Nerina married Charles Gordon, a financier and entrepreneur from South Africa, in 1956. During the years of his rocky career, she remained a loyal and supportive wife. They had no children. After her retirement from the stage in 1969, they moved to Monte Carlo and then to southern France, where she lived until her death. She died at her home in Beaulieu-sur-Mer, on the Mediterranean coast west of Nice. She was 80 years old.

==Legacy==
Insights into Nerina's work and her approach to her roles can be gained from her comments and interviews in the following books.

- Clement Crisp, ed. Ballerina: Portraits and Impressions of Nadia Nerina. London: Weidenfeld & Nicolson, 1975.
- Barbara Newman, Striking a Balance: Dancers Talk about Dancing. Rev. ed. New York: Limelight, 1992.
- Cyril Swinson. Nadia Nerina. London: Adam & Charles Black, 1957.

Between 1957 and 1965, Nerina appeared in seven major television programs produced by Margaret Dale for BBC-TV. Programs currently available on commercial DVDs are the following.

- Legacy: Les Sylphides and Giselle. ICA Classics. Les Sylphides features Svetlana Beriosova, Violetta Elvin, Alicia Markova, and John Field. Giselle stars Nerina in the title role and Nikolai Fadeyechev as Albrecht. Recorded in 1958, DVD released in 2013. Catalog number: ICAD 5030.
- Legacy: Nadia Nerina, Robert Helpmann, Margot Fonteyn, Rudolf Nureyev.
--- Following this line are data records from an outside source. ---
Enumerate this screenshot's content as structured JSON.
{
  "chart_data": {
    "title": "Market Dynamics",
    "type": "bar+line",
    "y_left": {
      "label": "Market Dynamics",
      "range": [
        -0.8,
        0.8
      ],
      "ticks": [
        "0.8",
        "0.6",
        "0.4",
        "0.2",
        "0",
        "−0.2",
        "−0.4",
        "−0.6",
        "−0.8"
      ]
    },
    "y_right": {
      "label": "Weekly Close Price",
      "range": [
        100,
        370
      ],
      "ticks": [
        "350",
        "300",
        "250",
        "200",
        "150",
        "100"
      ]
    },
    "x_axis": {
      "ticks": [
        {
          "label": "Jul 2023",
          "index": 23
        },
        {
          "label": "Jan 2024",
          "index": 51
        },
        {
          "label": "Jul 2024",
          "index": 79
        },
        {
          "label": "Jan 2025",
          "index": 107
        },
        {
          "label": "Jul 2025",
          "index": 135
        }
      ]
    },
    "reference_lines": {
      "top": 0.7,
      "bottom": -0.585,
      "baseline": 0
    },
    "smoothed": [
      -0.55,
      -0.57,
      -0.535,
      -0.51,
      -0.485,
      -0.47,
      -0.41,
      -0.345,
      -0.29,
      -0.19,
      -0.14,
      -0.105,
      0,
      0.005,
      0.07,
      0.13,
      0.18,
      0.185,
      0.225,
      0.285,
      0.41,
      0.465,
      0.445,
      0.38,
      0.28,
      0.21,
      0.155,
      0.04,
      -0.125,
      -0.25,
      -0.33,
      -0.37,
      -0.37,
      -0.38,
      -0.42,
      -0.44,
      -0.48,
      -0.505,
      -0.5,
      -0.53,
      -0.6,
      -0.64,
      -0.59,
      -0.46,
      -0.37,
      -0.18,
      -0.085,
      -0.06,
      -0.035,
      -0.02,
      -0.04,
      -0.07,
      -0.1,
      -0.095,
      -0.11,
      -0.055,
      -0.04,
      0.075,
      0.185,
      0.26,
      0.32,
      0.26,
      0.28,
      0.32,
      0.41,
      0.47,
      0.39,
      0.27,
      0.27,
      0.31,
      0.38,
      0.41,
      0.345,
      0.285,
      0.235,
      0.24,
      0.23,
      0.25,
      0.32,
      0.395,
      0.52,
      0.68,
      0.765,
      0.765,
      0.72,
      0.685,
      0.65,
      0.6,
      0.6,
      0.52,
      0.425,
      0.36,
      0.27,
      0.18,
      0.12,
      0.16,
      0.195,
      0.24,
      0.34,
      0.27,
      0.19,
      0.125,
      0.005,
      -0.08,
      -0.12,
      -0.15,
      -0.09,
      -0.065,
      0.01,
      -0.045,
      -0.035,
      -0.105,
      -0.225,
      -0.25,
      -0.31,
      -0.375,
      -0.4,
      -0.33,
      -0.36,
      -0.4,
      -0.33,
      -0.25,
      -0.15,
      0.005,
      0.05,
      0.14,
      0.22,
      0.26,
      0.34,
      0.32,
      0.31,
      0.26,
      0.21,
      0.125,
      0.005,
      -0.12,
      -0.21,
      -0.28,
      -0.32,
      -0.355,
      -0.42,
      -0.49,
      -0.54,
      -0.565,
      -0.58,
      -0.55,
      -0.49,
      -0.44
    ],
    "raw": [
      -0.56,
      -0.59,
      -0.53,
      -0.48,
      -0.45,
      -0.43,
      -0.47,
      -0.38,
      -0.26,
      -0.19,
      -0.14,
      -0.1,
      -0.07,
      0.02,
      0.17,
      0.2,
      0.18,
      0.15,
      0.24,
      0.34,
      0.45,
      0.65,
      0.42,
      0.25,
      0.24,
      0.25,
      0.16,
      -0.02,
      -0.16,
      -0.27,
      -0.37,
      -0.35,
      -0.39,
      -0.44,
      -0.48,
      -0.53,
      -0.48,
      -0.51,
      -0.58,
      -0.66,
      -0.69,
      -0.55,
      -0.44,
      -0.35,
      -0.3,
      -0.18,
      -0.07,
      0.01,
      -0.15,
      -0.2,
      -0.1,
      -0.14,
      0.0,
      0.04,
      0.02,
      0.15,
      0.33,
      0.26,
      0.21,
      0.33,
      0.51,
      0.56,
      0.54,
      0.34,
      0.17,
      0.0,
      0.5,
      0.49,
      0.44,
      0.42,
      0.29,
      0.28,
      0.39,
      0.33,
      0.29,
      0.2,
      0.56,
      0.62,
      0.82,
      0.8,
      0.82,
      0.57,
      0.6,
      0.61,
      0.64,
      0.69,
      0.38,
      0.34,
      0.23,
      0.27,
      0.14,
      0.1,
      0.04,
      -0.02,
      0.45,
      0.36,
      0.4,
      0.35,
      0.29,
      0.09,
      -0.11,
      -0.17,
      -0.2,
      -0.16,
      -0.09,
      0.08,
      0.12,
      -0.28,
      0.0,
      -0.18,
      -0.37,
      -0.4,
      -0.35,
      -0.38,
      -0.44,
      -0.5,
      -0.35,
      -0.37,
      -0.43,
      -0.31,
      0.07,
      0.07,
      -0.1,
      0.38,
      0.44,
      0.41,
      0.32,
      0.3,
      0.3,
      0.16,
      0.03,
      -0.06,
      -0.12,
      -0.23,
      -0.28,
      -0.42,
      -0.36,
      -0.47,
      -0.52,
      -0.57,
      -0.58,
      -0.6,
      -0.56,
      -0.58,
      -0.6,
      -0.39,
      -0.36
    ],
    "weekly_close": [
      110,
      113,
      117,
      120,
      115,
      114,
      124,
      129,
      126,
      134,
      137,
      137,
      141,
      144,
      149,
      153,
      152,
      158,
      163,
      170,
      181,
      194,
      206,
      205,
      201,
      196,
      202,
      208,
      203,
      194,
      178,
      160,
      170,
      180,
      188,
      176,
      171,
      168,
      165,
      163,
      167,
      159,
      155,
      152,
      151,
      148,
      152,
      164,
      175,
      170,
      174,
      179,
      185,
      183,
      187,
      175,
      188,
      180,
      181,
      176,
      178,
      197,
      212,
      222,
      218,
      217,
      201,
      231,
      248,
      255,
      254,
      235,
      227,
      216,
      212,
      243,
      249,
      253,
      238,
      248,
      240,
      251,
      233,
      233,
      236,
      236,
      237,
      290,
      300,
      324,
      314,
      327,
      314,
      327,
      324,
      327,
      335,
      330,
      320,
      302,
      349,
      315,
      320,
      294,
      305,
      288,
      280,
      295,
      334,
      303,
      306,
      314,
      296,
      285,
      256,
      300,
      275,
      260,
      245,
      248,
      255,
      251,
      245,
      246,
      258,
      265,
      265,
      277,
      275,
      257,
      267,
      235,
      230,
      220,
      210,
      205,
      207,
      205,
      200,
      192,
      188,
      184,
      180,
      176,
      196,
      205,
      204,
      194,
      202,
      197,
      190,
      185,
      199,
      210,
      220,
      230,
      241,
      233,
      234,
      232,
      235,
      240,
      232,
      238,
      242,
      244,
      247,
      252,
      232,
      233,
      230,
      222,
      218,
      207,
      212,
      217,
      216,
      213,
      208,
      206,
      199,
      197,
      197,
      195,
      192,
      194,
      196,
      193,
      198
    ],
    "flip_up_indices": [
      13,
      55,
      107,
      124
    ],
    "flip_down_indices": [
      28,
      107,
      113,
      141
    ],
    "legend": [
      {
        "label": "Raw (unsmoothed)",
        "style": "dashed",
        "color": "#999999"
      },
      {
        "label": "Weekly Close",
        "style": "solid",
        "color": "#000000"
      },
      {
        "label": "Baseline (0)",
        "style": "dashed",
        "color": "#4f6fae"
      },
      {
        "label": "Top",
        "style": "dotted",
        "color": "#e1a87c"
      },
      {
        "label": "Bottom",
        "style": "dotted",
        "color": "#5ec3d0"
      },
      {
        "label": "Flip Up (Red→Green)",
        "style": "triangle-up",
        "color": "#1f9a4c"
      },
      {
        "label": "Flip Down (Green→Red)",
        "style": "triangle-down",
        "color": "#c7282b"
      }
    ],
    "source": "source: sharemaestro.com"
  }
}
ICA Classics. Nerina appears in excerpts from Coppélia and Les Sylphides. Recorded in 1962, DVD released in 2012. Catalog number: 5058.
- Legacy: La Fille Mal Gardée. ICA Classics. With the original cast. Nerina as Lise, David Blair as Colas, Stanley Holden as Widow Simone, and Alexander Grant as Alain. Recorded in 1962, DVD released in 2013. Catalog number: ICAD 5088.